The Ann Arbor News, Friday, August 20, 1976
Owens (Left) With Dancers (From Left) Donald Pershay, Cecile Keith And Thom McClain
Concert A Farewell For Lois Owens
BY ZADA BLAYTON Staff Reporter
In zoot suits and 1930s dresses with jagged hemlines.
With black spirituals, popular black music and jazz.
The Trotter House Dance troupe will give its audience this weekend an experience in blackness and creativity as they perform at the Power center today and Saturday at 8 p.m. The title of the concert is “Kuumba”, which means creativity.
And creativity is what black expressionalism is all about, said Lois Smith Owens, manager of the Trotter House. All forms of art probably originated in Africa, said Owens. Works of famous dancers have been based on African music. And original dance formations exist today in contemporary forms, from the hustle to the boo-ga-loo, she said.
Owens said “Kuumba" is to make people understand the beauty and origin of dance. "Making the community more beautiful than we found it." is how Owens foresees the outcome of the concert.
While U-M student dance concerts are beautiful in their own right, the Trotter House Dance Troupe will not try to emulate their style, said Owens. The performance of the dancers will project towards the audience for education as well as entertainment, she said. Adding that she strongly feels that more and more black people should be brought into the modern dance scene.
Owens said, unlike the typical U-M dance concerts, “Kuumba" will feature movements and music that are "indigenous to us and our problems.” All music in the production will be of black origin and the costumes will relate solely to the black experience, said Owens. Most of the dances in the production have been choreographed by the dancers themselves.

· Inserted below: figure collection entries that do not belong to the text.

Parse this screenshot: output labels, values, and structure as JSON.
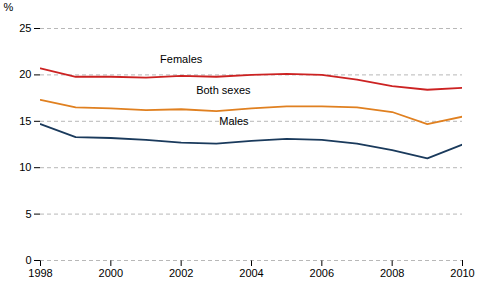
{
  "chart_data": {
    "type": "line",
    "ylabel": "%",
    "x": [
      1998,
      1999,
      2000,
      2001,
      2002,
      2003,
      2004,
      2005,
      2006,
      2007,
      2008,
      2009,
      2010
    ],
    "series": [
      {
        "color": "#cc2222",
        "values": [
          20.7,
          19.8,
          19.8,
          19.7,
          19.9,
          19.8,
          20.0,
          20.1,
          20.0,
          19.5,
          18.8,
          18.4,
          18.6
        ]
      },
      {
        "color": "#e08020",
        "values": [
          17.3,
          16.5,
          16.4,
          16.2,
          16.3,
          16.1,
          16.4,
          16.6,
          16.6,
          16.5,
          16.0,
          14.7,
          15.5
        ]
      },
      {
        "color": "#1a3a5c",
        "values": [
          14.7,
          13.3,
          13.2,
          13.0,
          12.7,
          12.6,
          12.9,
          13.1,
          13.0,
          12.6,
          11.9,
          11.0,
          12.5
        ]
      }
    ],
    "annotations": [
      {
        "text": "Females",
        "x": 2002.0,
        "y": 21.3
      },
      {
        "text": "Both sexes",
        "x": 2003.2,
        "y": 17.9
      },
      {
        "text": "Males",
        "x": 2003.5,
        "y": 14.6
      }
    ],
    "xlim": [
      1998,
      2010
    ],
    "xticks": [
      1998,
      2000,
      2002,
      2004,
      2006,
      2008,
      2010
    ],
    "ylim": [
      0,
      25
    ],
    "yticks": [
      0,
      5,
      10,
      15,
      20,
      25
    ],
    "grid": true
  }
}
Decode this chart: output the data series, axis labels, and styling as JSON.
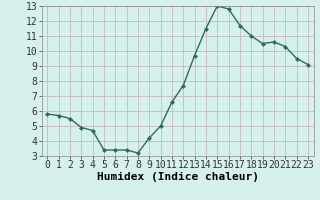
{
  "x": [
    0,
    1,
    2,
    3,
    4,
    5,
    6,
    7,
    8,
    9,
    10,
    11,
    12,
    13,
    14,
    15,
    16,
    17,
    18,
    19,
    20,
    21,
    22,
    23
  ],
  "y": [
    5.8,
    5.7,
    5.5,
    4.9,
    4.7,
    3.4,
    3.4,
    3.4,
    3.2,
    4.2,
    5.0,
    6.6,
    7.7,
    9.7,
    11.5,
    13.0,
    12.8,
    11.7,
    11.0,
    10.5,
    10.6,
    10.3,
    9.5,
    9.1
  ],
  "xlabel": "Humidex (Indice chaleur)",
  "ylim": [
    3,
    13
  ],
  "xlim": [
    -0.5,
    23.5
  ],
  "yticks": [
    3,
    4,
    5,
    6,
    7,
    8,
    9,
    10,
    11,
    12,
    13
  ],
  "xticks": [
    0,
    1,
    2,
    3,
    4,
    5,
    6,
    7,
    8,
    9,
    10,
    11,
    12,
    13,
    14,
    15,
    16,
    17,
    18,
    19,
    20,
    21,
    22,
    23
  ],
  "line_color": "#2e6b5e",
  "marker": "D",
  "marker_size": 2.0,
  "bg_color": "#d6f0ee",
  "grid_color": "#c8b8c0",
  "xlabel_fontsize": 8,
  "tick_fontsize": 7,
  "linewidth": 1.0
}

Owens, admittedly a great fan of the talented and creative, has been working with the dance troupe since it was formed in 1973. The troupe has seven members. Six of these members, Cecile Keith, Maria Mitchell, Thom McClain, Mildred Mortion, Donald Pershay, and Bernard Wiseman, will perform in this concert. Owens said the troupe has performed in many states outside of Michigan as well as in various cities in Michigan.
“Excited” about the Trotter House dance troupe concert, Owens sees this concert as her outgoing project with the Trotter House. Owens, who has been Trotter House manager since 1973, is leaving her position this August to accept an advertising job in Chicago. She describes her years at the Trotter House as her "best times as well as the most rigorous.”

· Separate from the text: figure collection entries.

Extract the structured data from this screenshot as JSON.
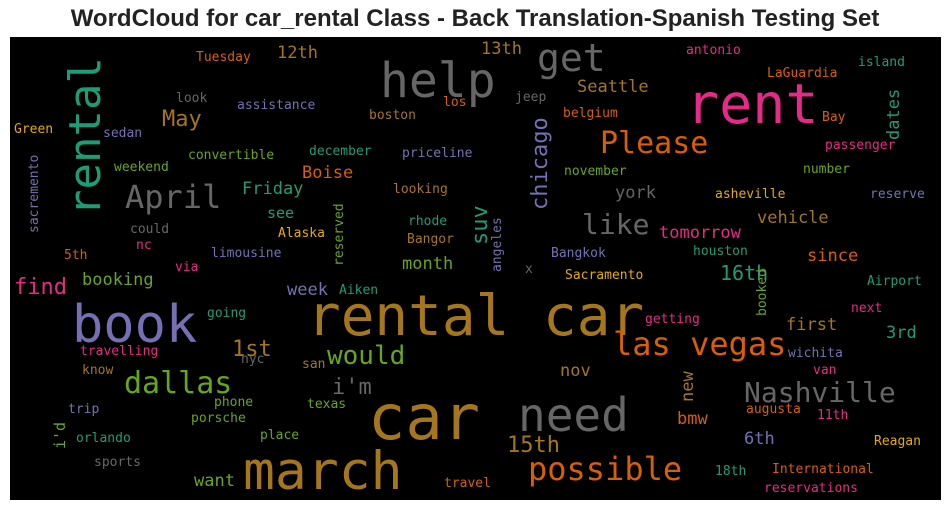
{
  "chart_data": {
    "type": "wordcloud",
    "title": "WordCloud for car_rental Class - Back Translation-Spanish Testing Set",
    "background": "#000000",
    "colormap": "Dark2",
    "words": [
      {
        "text": "car",
        "size": 62,
        "color": "#a6761d"
      },
      {
        "text": "rental car",
        "size": 56,
        "color": "#a6761d"
      },
      {
        "text": "rent",
        "size": 55,
        "color": "#e7298a"
      },
      {
        "text": "march",
        "size": 53,
        "color": "#a6761d"
      },
      {
        "text": "book",
        "size": 52,
        "color": "#7570b3"
      },
      {
        "text": "help",
        "size": 48,
        "color": "#666666"
      },
      {
        "text": "need",
        "size": 46,
        "color": "#666666"
      },
      {
        "text": "rental",
        "size": 44,
        "color": "#1b9e77"
      },
      {
        "text": "get",
        "size": 38,
        "color": "#666666"
      },
      {
        "text": "las vegas",
        "size": 32,
        "color": "#d95f02"
      },
      {
        "text": "possible",
        "size": 32,
        "color": "#d95f02"
      },
      {
        "text": "April",
        "size": 32,
        "color": "#666666"
      },
      {
        "text": "Please",
        "size": 30,
        "color": "#d95f02"
      },
      {
        "text": "dallas",
        "size": 30,
        "color": "#66a61e"
      },
      {
        "text": "Nashville",
        "size": 28,
        "color": "#666666"
      },
      {
        "text": "like",
        "size": 28,
        "color": "#666666"
      },
      {
        "text": "would",
        "size": 26,
        "color": "#66a61e"
      },
      {
        "text": "chicago",
        "size": 22,
        "color": "#7570b3"
      },
      {
        "text": "suv",
        "size": 22,
        "color": "#1b9e77"
      },
      {
        "text": "May",
        "size": 22,
        "color": "#a6761d"
      },
      {
        "text": "15th",
        "size": 22,
        "color": "#a6761d"
      },
      {
        "text": "find",
        "size": 22,
        "color": "#e7298a"
      },
      {
        "text": "i'm",
        "size": 22,
        "color": "#666666"
      },
      {
        "text": "1st",
        "size": 22,
        "color": "#a6761d"
      },
      {
        "text": "16th",
        "size": 20,
        "color": "#1b9e77"
      },
      {
        "text": "Seattle",
        "size": 17,
        "color": "#a6761d"
      },
      {
        "text": "york",
        "size": 17,
        "color": "#666666"
      },
      {
        "text": "vehicle",
        "size": 17,
        "color": "#a6761d"
      },
      {
        "text": "since",
        "size": 17,
        "color": "#d95f02"
      },
      {
        "text": "first",
        "size": 17,
        "color": "#a6761d"
      },
      {
        "text": "3rd",
        "size": 17,
        "color": "#1b9e77"
      },
      {
        "text": "13th",
        "size": 17,
        "color": "#a6761d"
      },
      {
        "text": "12th",
        "size": 17,
        "color": "#a6761d"
      },
      {
        "text": "Friday",
        "size": 17,
        "color": "#1b9e77"
      },
      {
        "text": "Boise",
        "size": 17,
        "color": "#d95f02"
      },
      {
        "text": "month",
        "size": 17,
        "color": "#66a61e"
      },
      {
        "text": "booking",
        "size": 17,
        "color": "#66a61e"
      },
      {
        "text": "tomorrow",
        "size": 17,
        "color": "#e7298a"
      },
      {
        "text": "nov",
        "size": 17,
        "color": "#a6761d"
      },
      {
        "text": "want",
        "size": 17,
        "color": "#66a61e"
      },
      {
        "text": "bmw",
        "size": 17,
        "color": "#d95f02"
      },
      {
        "text": "6th",
        "size": 17,
        "color": "#7570b3"
      },
      {
        "text": "dates",
        "size": 17,
        "color": "#1b9e77"
      },
      {
        "text": "new",
        "size": 17,
        "color": "#a6761d"
      },
      {
        "text": "week",
        "size": 17,
        "color": "#7570b3"
      },
      {
        "text": "see",
        "size": 15,
        "color": "#1b9e77"
      },
      {
        "text": "i'd",
        "size": 15,
        "color": "#66a61e"
      },
      {
        "text": "Reagan",
        "size": 13,
        "color": "#e6ab02"
      },
      {
        "text": "Tuesday",
        "size": 13,
        "color": "#d95f02"
      },
      {
        "text": "assistance",
        "size": 13,
        "color": "#7570b3"
      },
      {
        "text": "look",
        "size": 13,
        "color": "#666666"
      },
      {
        "text": "los",
        "size": 13,
        "color": "#d95f02"
      },
      {
        "text": "jeep",
        "size": 13,
        "color": "#666666"
      },
      {
        "text": "antonio",
        "size": 13,
        "color": "#e7298a"
      },
      {
        "text": "island",
        "size": 13,
        "color": "#1b9e77"
      },
      {
        "text": "LaGuardia",
        "size": 13,
        "color": "#d95f02"
      },
      {
        "text": "Bay",
        "size": 13,
        "color": "#d95f02"
      },
      {
        "text": "belgium",
        "size": 13,
        "color": "#d95f02"
      },
      {
        "text": "boston",
        "size": 13,
        "color": "#a6761d"
      },
      {
        "text": "sedan",
        "size": 13,
        "color": "#7570b3"
      },
      {
        "text": "Green",
        "size": 13,
        "color": "#e6ab02"
      },
      {
        "text": "passenger",
        "size": 13,
        "color": "#e7298a"
      },
      {
        "text": "sacremento",
        "size": 13,
        "color": "#7570b3"
      },
      {
        "text": "weekend",
        "size": 13,
        "color": "#66a61e"
      },
      {
        "text": "convertible",
        "size": 13,
        "color": "#66a61e"
      },
      {
        "text": "december",
        "size": 13,
        "color": "#1b9e77"
      },
      {
        "text": "priceline",
        "size": 13,
        "color": "#7570b3"
      },
      {
        "text": "november",
        "size": 13,
        "color": "#66a61e"
      },
      {
        "text": "number",
        "size": 13,
        "color": "#66a61e"
      },
      {
        "text": "asheville",
        "size": 13,
        "color": "#e6ab02"
      },
      {
        "text": "reserve",
        "size": 13,
        "color": "#7570b3"
      },
      {
        "text": "looking",
        "size": 13,
        "color": "#a6761d"
      },
      {
        "text": "reserved",
        "size": 13,
        "color": "#66a61e"
      },
      {
        "text": "could",
        "size": 13,
        "color": "#666666"
      },
      {
        "text": "rhode",
        "size": 13,
        "color": "#1b9e77"
      },
      {
        "text": "angeles",
        "size": 13,
        "color": "#7570b3"
      },
      {
        "text": "Alaska",
        "size": 13,
        "color": "#e6ab02"
      },
      {
        "text": "Bangor",
        "size": 13,
        "color": "#a6761d"
      },
      {
        "text": "nc",
        "size": 13,
        "color": "#e7298a"
      },
      {
        "text": "limousine",
        "size": 13,
        "color": "#7570b3"
      },
      {
        "text": "houston",
        "size": 13,
        "color": "#1b9e77"
      },
      {
        "text": "Bangkok",
        "size": 13,
        "color": "#7570b3"
      },
      {
        "text": "5th",
        "size": 13,
        "color": "#d95f02"
      },
      {
        "text": "via",
        "size": 13,
        "color": "#e7298a"
      },
      {
        "text": "x",
        "size": 13,
        "color": "#666666"
      },
      {
        "text": "Sacramento",
        "size": 13,
        "color": "#e6ab02"
      },
      {
        "text": "booked",
        "size": 13,
        "color": "#66a61e"
      },
      {
        "text": "Airport",
        "size": 13,
        "color": "#1b9e77"
      },
      {
        "text": "Aiken",
        "size": 13,
        "color": "#1b9e77"
      },
      {
        "text": "going",
        "size": 13,
        "color": "#1b9e77"
      },
      {
        "text": "getting",
        "size": 13,
        "color": "#e7298a"
      },
      {
        "text": "next",
        "size": 13,
        "color": "#e7298a"
      },
      {
        "text": "travelling",
        "size": 13,
        "color": "#e7298a"
      },
      {
        "text": "nyc",
        "size": 13,
        "color": "#666666"
      },
      {
        "text": "san",
        "size": 13,
        "color": "#a6761d"
      },
      {
        "text": "wichita",
        "size": 13,
        "color": "#7570b3"
      },
      {
        "text": "van",
        "size": 13,
        "color": "#e7298a"
      },
      {
        "text": "know",
        "size": 13,
        "color": "#a6761d"
      },
      {
        "text": "phone",
        "size": 13,
        "color": "#66a61e"
      },
      {
        "text": "texas",
        "size": 13,
        "color": "#66a61e"
      },
      {
        "text": "trip",
        "size": 13,
        "color": "#7570b3"
      },
      {
        "text": "porsche",
        "size": 13,
        "color": "#66a61e"
      },
      {
        "text": "augusta",
        "size": 13,
        "color": "#d95f02"
      },
      {
        "text": "11th",
        "size": 13,
        "color": "#e7298a"
      },
      {
        "text": "orlando",
        "size": 13,
        "color": "#1b9e77"
      },
      {
        "text": "place",
        "size": 13,
        "color": "#66a61e"
      },
      {
        "text": "sports",
        "size": 13,
        "color": "#666666"
      },
      {
        "text": "18th",
        "size": 13,
        "color": "#1b9e77"
      },
      {
        "text": "International",
        "size": 13,
        "color": "#d95f02"
      },
      {
        "text": "travel",
        "size": 13,
        "color": "#d95f02"
      },
      {
        "text": "reservations",
        "size": 13,
        "color": "#e7298a"
      }
    ]
  }
}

While manager of the Trotter House, she said she has become emotionally tied to the black student center. And, when she leaves, she will worry about how the Trotter House is getting along. "People in the Trotter House are like friends,” she said. And even though she has been very busy preparing for the dance concert, she said she is suffering from separation anxiety. "I hate it (the thought of leaving)," she said. "It's' like worrying about your family."
The Trotter House, with seven resident students who oversee the upkeep of the house, is open for use to all black groups and organizations. The huge five-floor structure is named after William Monroe Trotter, who was the first black student at Harvard and was admitted to Phi Beta Kappa, the national honor society.
Programs such as Jazz concerts, Bible readings, transcendental meditation and karate have been conducted at the house.